Dans le but de dissimuler à l’ennemi les préparatifs de l’assaut, on entreprit d’agrandir le réseau de galeries existantes pour construire un nouveau dédale qui permettrait carrément de cacher les troupes canadiennes avant l’assaut. En outre, on avait creusé une douzaine de galeries totalisant plus de cinq kilomètres de long, à travers lesquelles les troupes d’assaut pourraient se dissimuler.

De plus, ces galeries protégeraient les troupes contre les bombardements et permettraient une évacuation plus aisée des blessés ramenés du champ de bataille. Certains passages souterrains étaient assez courts, tandis que l’un, la ligne Goodman, en face de la Ferme de la Folie, avait une longueur de 1,2 kilomètre. Toutes les galeries avaient l’eau courante et la plupart étaient éclairées par l’électricité fournie par des génératrices. Les galeries étaient aussi équipées de lignes téléphoniques.
On avait également creusé à l’intérieur des parois des galeries des pièces (chambres) pour y installer des troupes, des munitions, des centres de communications et des postes de secours. La plus grande de ces « cavernes », la grotte Zivy, pouvait y accueillir un bataillon complet.
Le labyrinthe de galeries, de tunnels et de cavernes a été l’un des exploits les plus remarquables du génie militaire canadien. Le vaste réseau souterrain contribua à réduire les pertes parmi les fantassins en plus d’améliorer l’ensemble de la lourde logistique associée à cette bataille.
En plus de la construction de ce réseau, les ingénieurs canadiens ont réparé plus de 40 kilomètres de route dans la zone avancée du Corps et ont ajouté quelque 5 kilomètres de nouvelles routes. Ils ont également remis en état 32 kilomètres de tramways, sur lesquels de petits trains, actionnés par des moteurs à essence ou avec des mules, ont transporté du matériel destiné aux troupes de première ligne.
Au plan opérationnel, l’assaut de l’infanterie a été précédé par un barrage d’artillerie massif, qui a commencé le 20 mars. Il impliquait 245 canons lourds et obusiers, et plus de 600 pièces d’artillerie de campagne. En soutien, l’artillerie britannique a fourni 132 canons lourds et 102 pièces de campagne. Cette puissance de feu signifiait qu’il y avait un canon lourd à tous les 20 mètres et un canon de campagne à tous les 10 mètres.
Déjà intense, le bombardement s’accrut à partir du 2 avril. Au moment où l’infanterie attaque, le 9, un million d’obus d’artillerie s’étaient abattus sur les positions allemandes. L’efficacité du tir d’artillerie avait réduit au silence environ 80% des canons allemands qui avaient été préalablement identifiés par la reconnaissance aérienne et par des méthodes de reconnaissance sonore que les Canadiens avaient mises au point. Les Allemands avaient qualifié la semaine ayant précédé l’assaut du 9 avril de « Semaine de souffrance ». Leurs tranchées étaient pulvérisées et les obus d’artillerie fusibles avaient grandement contribué à détruire les fils de fer barbelés.
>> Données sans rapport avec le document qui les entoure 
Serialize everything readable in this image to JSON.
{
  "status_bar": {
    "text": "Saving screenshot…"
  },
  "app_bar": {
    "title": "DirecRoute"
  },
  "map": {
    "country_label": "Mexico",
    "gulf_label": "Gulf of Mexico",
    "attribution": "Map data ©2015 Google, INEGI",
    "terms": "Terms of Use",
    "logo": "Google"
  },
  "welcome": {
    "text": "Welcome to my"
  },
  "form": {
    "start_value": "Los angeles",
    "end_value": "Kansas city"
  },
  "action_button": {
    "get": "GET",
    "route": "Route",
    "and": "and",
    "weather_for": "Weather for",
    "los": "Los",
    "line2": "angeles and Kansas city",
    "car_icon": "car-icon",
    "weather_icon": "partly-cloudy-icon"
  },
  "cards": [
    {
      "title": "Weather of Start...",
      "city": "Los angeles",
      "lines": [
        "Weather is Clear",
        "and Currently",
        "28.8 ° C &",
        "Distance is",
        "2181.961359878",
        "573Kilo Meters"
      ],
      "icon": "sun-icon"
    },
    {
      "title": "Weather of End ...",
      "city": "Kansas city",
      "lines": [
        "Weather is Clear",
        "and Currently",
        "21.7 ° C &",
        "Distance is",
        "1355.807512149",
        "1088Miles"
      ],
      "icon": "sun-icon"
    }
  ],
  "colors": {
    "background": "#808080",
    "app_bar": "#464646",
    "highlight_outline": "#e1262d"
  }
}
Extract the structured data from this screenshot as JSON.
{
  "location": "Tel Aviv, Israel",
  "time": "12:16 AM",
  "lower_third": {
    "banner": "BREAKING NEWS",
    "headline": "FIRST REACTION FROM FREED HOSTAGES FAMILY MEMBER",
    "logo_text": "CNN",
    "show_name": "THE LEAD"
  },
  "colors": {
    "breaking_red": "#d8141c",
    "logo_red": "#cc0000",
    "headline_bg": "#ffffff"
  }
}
Dans un autre ordre d’idées, il ne faut pas négliger l’impact significatif de la guerre aérienne dans le contexte de la bataille de Vimy. Bien que la reconnaissance aérienne ait donné de précieux renseignements sur les positions ennemies et les sites d’artillerie, une chaude lutte se livra aussi dans le ciel entre les appareils de chasse. Ce travail avait été important et plus que dangereux.
La bataille
À 5h30, le 9 avril 1917, le lundi de Pâques, le barrage d’artillerie roulant commença à se déplacer progressivement vers les positions allemandes. Derrière ce tir infernal avançaient les 20,000 premiers soldats d’une vague d’assaut constituée des quatre divisions canadiennes. Ces bataillons avançaient avec un fort vent du nord-ouest dans le dos. Ce vent était accompagné de neige et de grésil projetés vers l’est, en plein visage des défenseurs allemands.

Guidées par des piquets de peinture marquée, les compagnies d’infanterie de tête franchirent la dévastation du No Man’s Land, se frayant un chemin à travers les trous d’obus et les tranchées brisées. Elles étaient lourdement chargées. Chaque soldat portait au moins 32 kilos de matériel, ainsi que, selon certains, le même poids de la boue omniprésente sur les uniformes et les équipements.
Il y a eu des combats au corps-à-corps, mais la plus grande résistance, celle qui engendra les pertes les plus lourdes, provenait des mitrailleuses allemandes intermédiaires se trouvant en 2e et 3 lignes du front et qui avaient été épargnées par le tir d’artillerie. Malgré tout, trois des quatre divisions canadiennes avançant sur un front d’assaut large d’environ 7 kilomètres avaient remporté leurs objectifs à la mi-journée du 9 avril.
La plus forte résistance allemande se trouvait sur le chemin de la 4e Division au sommet de la cote 145, le point le plus élevé de la crête de Vimy. Une fois prise, la cote 145 donnerait aux Canadiens une vue imprenable sur défenses allemandes vers l’arrière dans la plaine de Douai.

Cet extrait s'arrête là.